For Israel, the deal comes with more strings than a harpsichord from hell. It is to suspend “unilateral” action in Judea and Samaria, and announce no new building projects. Plus forswear — for a few months — demolition of Palestinian homes in response to terrorist attacks. And to pare down military activity, another check on its efforts to combat terrorism. For all that, America is supporting a “presidential statement” from the Council critical of Israel.       

This is a case of backwards runs diplomacy until reels the mind. A supposedly magnificent deal by which a supposed crisis was supposedly averted. It was necessary only because the Biden administration didn’t want to veto a Palestinian proposal. Any pro-Israel American administration — Reagan’s, say, or Trump’s, or Truman’s — would have vetoed the measure proudly, without charge to the Jewish state.

Instead, the Biden administration forced Israel to commit to, as the AP put it, “not expanding settlements until at least August.” Meantime the Palestinian side would have to wait until August (a six-month blink of the eye) to resume pursuing “action against Israel at the U.N. and other international bodies such as the World Court, the International Criminal Court and the U.N. Human Rights Council.” 

What in the world could be the advantage to any of that? The answer, the AP reports, is that a “veto of the settlements resolution would have been a political headache” for Mr. Biden as “he approaches the 2024 presidential election.” No kidding. Yet a veto, accompanied by a strong speech denouncing Israel’s enemies, is precisely for what the moment called. Instead, the Palestinian Arabs have gotten something for nothing, courtesy of Washington.    

Mr. Biden, the AP reports, “is struggling to balance his opposition to Israeli settlements and his support for a two-state resolution to the Israel-Palestinian conflict with moves to improve ties with the Palestinians that have wide backing among his progressive supporters.” Precisely. He’s appeasing his party’s leftists, via backroom politics on the world stage. He lacks the stomach to do what would be done by any president for an embattled ally.

Part of the story, according to the AP, is that the administration “will be looking to the UAE and other countries sympathetic to the Palestinians to vote in favor of a resolution in the 193-member General Assembly on Thursday condemning Russia for invading Ukraine and calling for a cessation of hostilities and the immediate withdrawal of all Russian forces.” In other words, a deal with Russia in Ukraine at Israel’s expense.

This all strikes us as illuminating the degree to which the Democratic and Republican parties have grown apart on policy toward Israel. “This is Obama 2.0.,” Nikki Haley, President Trump’s ex-envoy at the UN, tells us in response to a query. “At the United Nations, you get nowhere with abstentions and dodges. When our friends are unfairly attacked, our critics and enemies must know they will run straight into an American veto.”

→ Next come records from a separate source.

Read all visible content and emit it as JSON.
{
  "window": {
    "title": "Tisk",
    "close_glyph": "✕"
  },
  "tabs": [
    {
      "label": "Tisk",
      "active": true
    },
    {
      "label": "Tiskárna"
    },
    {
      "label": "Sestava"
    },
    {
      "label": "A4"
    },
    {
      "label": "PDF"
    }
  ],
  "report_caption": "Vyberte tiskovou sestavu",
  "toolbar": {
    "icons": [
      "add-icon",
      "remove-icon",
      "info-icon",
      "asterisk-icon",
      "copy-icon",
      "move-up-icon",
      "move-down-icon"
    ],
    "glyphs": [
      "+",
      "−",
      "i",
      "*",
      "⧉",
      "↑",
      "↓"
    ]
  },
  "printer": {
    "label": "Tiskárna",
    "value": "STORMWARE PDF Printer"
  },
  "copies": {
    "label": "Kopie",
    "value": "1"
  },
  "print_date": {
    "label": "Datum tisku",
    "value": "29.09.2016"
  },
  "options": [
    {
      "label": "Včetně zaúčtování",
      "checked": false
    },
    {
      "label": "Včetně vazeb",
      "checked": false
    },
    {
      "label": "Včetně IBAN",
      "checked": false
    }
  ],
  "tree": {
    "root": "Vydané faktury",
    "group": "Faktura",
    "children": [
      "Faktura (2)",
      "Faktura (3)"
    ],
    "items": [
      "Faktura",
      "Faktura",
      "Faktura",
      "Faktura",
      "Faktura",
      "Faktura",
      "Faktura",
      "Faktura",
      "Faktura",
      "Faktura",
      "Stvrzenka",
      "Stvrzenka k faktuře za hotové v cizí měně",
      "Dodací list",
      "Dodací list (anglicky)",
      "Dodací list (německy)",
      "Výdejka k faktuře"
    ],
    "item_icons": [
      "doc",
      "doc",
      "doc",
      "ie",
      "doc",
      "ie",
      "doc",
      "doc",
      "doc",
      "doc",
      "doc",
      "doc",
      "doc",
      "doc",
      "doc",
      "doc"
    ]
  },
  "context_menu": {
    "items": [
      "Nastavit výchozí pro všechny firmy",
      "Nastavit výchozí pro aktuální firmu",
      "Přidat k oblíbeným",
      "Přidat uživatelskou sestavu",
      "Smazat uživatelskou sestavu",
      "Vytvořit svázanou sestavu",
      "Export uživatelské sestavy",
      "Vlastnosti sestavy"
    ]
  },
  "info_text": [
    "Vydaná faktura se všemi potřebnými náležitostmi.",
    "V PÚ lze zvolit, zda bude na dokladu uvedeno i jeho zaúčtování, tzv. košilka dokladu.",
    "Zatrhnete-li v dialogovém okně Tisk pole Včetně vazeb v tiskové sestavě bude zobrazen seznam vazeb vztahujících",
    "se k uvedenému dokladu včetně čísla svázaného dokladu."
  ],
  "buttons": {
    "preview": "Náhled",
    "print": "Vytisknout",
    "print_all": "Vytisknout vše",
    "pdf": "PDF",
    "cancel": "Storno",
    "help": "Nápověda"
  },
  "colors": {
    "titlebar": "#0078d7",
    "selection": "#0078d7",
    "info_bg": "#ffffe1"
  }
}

Obama 1.0 at the United Nations saw America, in December 2016, abstain from Resolution 2334, which asserted that Israel’s settlements in Judea and Samaria have “no legal validity” and amount to “flagrant violations” of international law. All other members of the Council voted for it. That betrayal is the background — and apparently, prelude — for this latest act of appeasement masquerading as dealmaking.